Tuttavia nessuno di noi esulta per le disavventure giudiziarie che hanno visto protagonisti tanti dei personaggi incollati alle sedie nei calabri palazzi del potere.
Non ci interessa vederli in galera. A noi, come a milioni di altri Calabresi, basterebbe vederli sparire dalla vita pubblica, una volta per tutte. Perché riteniamo che un vero cambiamento possa arrivare solo dal basso, attraverso la democrazia autonoma e reale, la partecipazione e l'indignazione popolare di fronte a chi continua a mortificare la nostra terra, ricattando migliaia di uomini e donne costretti a votare le solite facce da incubo in cambio di un posto di lavoro precario e sottopagato.
Per questi motivi abbiamo dato vita una settimana fa all'occupazione della Sorical, la società che gestisce l'acqua in Calabria, che rischia di essere definitivamente svenduta alle multinazionali. Per queste ragioni martedì scorso siamo stati sotto la prefettura a chiedere la liberazione delle persone che in Italia continuano a lottare per la giustizia e la libertà. Per tali motivazioni abbiamo posto pubbliche domande giovedì scorso al sindaco Perugini ed alla sua Giunta, durante la conferenza stampa del festival delle Invasioni e nel corso del consiglio comunale.
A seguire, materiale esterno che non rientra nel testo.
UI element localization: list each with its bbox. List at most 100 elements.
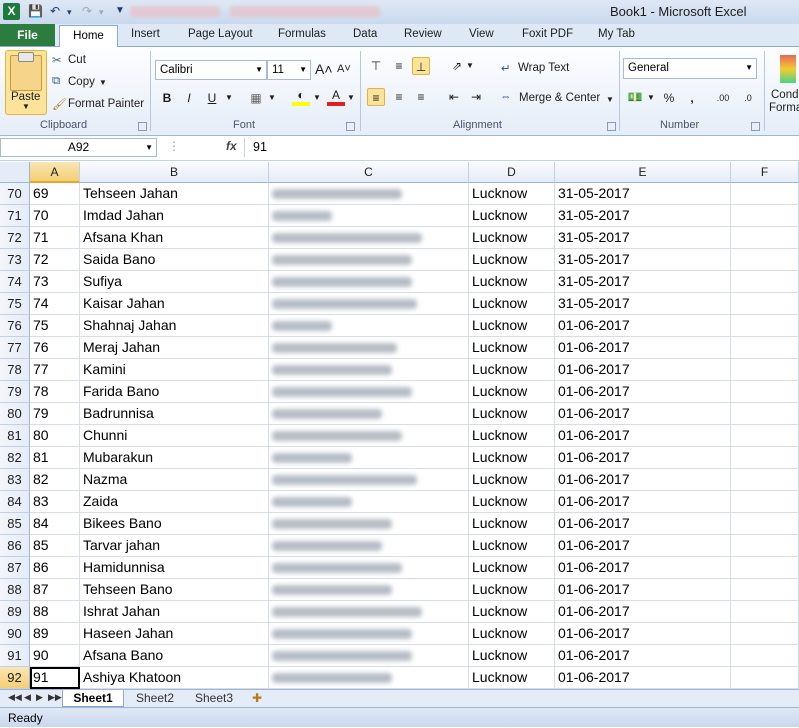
cell-f[interactable] <box>731 227 799 249</box>
cell-e[interactable]: 01-06-2017 <box>555 513 731 535</box>
row-header[interactable]: 81 <box>0 425 30 447</box>
cell-e[interactable]: 01-06-2017 <box>555 315 731 337</box>
cell-d[interactable]: Lucknow <box>469 337 555 359</box>
cell-b[interactable]: Ashiya Khatoon <box>80 667 269 689</box>
column-header-a[interactable]: A <box>30 162 80 183</box>
row-header[interactable]: 80 <box>0 403 30 425</box>
cell-f[interactable] <box>731 381 799 403</box>
comma-style-icon[interactable]: , <box>683 89 701 107</box>
copy-dropdown-icon[interactable]: ▼ <box>99 78 107 87</box>
bold-icon[interactable]: B <box>158 89 176 107</box>
first-sheet-icon[interactable]: ◀◀ <box>8 692 22 703</box>
align-bottom-icon[interactable]: ⊥ <box>412 57 430 75</box>
cell-c[interactable] <box>269 535 469 557</box>
cell-f[interactable] <box>731 249 799 271</box>
currency-dropdown-icon[interactable]: ▼ <box>647 93 655 102</box>
percent-icon[interactable]: % <box>660 89 678 107</box>
redo-icon[interactable]: ↷ <box>82 4 92 18</box>
row-header[interactable]: 71 <box>0 205 30 227</box>
cell-a[interactable]: 82 <box>30 469 80 491</box>
cell-d[interactable]: Lucknow <box>469 425 555 447</box>
cell-d[interactable]: Lucknow <box>469 271 555 293</box>
cell-a[interactable]: 75 <box>30 315 80 337</box>
cell-f[interactable] <box>731 425 799 447</box>
align-middle-icon[interactable]: ≡ <box>390 57 408 75</box>
tab-data[interactable]: Data <box>353 28 377 40</box>
row-header[interactable]: 88 <box>0 579 30 601</box>
font-color-dropdown-icon[interactable]: ▼ <box>347 93 355 102</box>
cell-d[interactable]: Lucknow <box>469 667 555 689</box>
cell-a[interactable]: 87 <box>30 579 80 601</box>
cell-b[interactable]: Badrunnisa <box>80 403 269 425</box>
cell-e[interactable]: 01-06-2017 <box>555 469 731 491</box>
clipboard-launcher-icon[interactable] <box>138 122 147 131</box>
save-icon[interactable]: 💾 <box>28 4 43 18</box>
cell-d[interactable]: Lucknow <box>469 183 555 205</box>
cell-a[interactable]: 90 <box>30 645 80 667</box>
cell-c[interactable] <box>269 425 469 447</box>
row-header[interactable]: 92 <box>0 667 30 689</box>
cell-f[interactable] <box>731 557 799 579</box>
merge-dropdown-icon[interactable]: ▼ <box>606 95 614 104</box>
cell-e[interactable]: 01-06-2017 <box>555 623 731 645</box>
format-painter-button[interactable]: Format Painter <box>68 98 144 110</box>
cell-b[interactable]: Tarvar jahan <box>80 535 269 557</box>
cell-d[interactable]: Lucknow <box>469 403 555 425</box>
row-header[interactable]: 90 <box>0 623 30 645</box>
cell-f[interactable] <box>731 403 799 425</box>
cell-b[interactable]: Nazma <box>80 469 269 491</box>
column-header-e[interactable]: E <box>555 162 731 183</box>
next-sheet-icon[interactable]: ▶ <box>36 692 43 703</box>
cell-a[interactable]: 71 <box>30 227 80 249</box>
row-header[interactable]: 78 <box>0 359 30 381</box>
cell-d[interactable]: Lucknow <box>469 557 555 579</box>
orientation-dropdown-icon[interactable]: ▼ <box>466 61 474 70</box>
cell-f[interactable] <box>731 293 799 315</box>
cell-c[interactable] <box>269 271 469 293</box>
shrink-font-icon[interactable]: A˅ <box>337 63 351 75</box>
column-header-f[interactable]: F <box>731 162 799 183</box>
tab-home[interactable]: Home <box>59 25 118 48</box>
cell-c[interactable] <box>269 249 469 271</box>
font-name-select[interactable]: Calibri ▼ <box>155 60 267 80</box>
cell-b[interactable]: Kamini <box>80 359 269 381</box>
cell-a[interactable]: 80 <box>30 425 80 447</box>
redo-dropdown-icon[interactable]: ▾ <box>99 7 104 18</box>
cell-b[interactable]: Hamidunnisa <box>80 557 269 579</box>
tab-insert[interactable]: Insert <box>131 28 160 40</box>
underline-icon[interactable]: U <box>203 89 221 107</box>
cell-a[interactable]: 91 <box>30 667 80 689</box>
wrap-text-button[interactable]: Wrap Text <box>518 62 569 74</box>
underline-dropdown-icon[interactable]: ▼ <box>225 93 233 102</box>
cell-a[interactable]: 84 <box>30 513 80 535</box>
cell-e[interactable]: 01-06-2017 <box>555 667 731 689</box>
conditional-formatting-icon[interactable] <box>780 55 796 83</box>
row-header[interactable]: 74 <box>0 271 30 293</box>
cell-f[interactable] <box>731 601 799 623</box>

Centinaia di persone hanno partecipato alle nostre assemblee, ai presidii ed alle occupazioni. Migliaia di Cosentini hanno solidarizzato con i manifestanti. Ma le domande aspettano ancora una risposta.
Ci diamo appuntamento a martedì 14 luglio prossimo. Saremo davanti il tribunale di Cosenza a difesa di Vincenzo Giordano, un giovane querelato dal sindaco di San Lorenzo del Vallo, solo per aver denunciato pubblicamente il malgoverno della nostra terra. Sempre martedì mattina saremo davanti il deposito ferroviario, in attesa che Perugini accetti il confronto.
La settimana è finita. L'indignazione continua.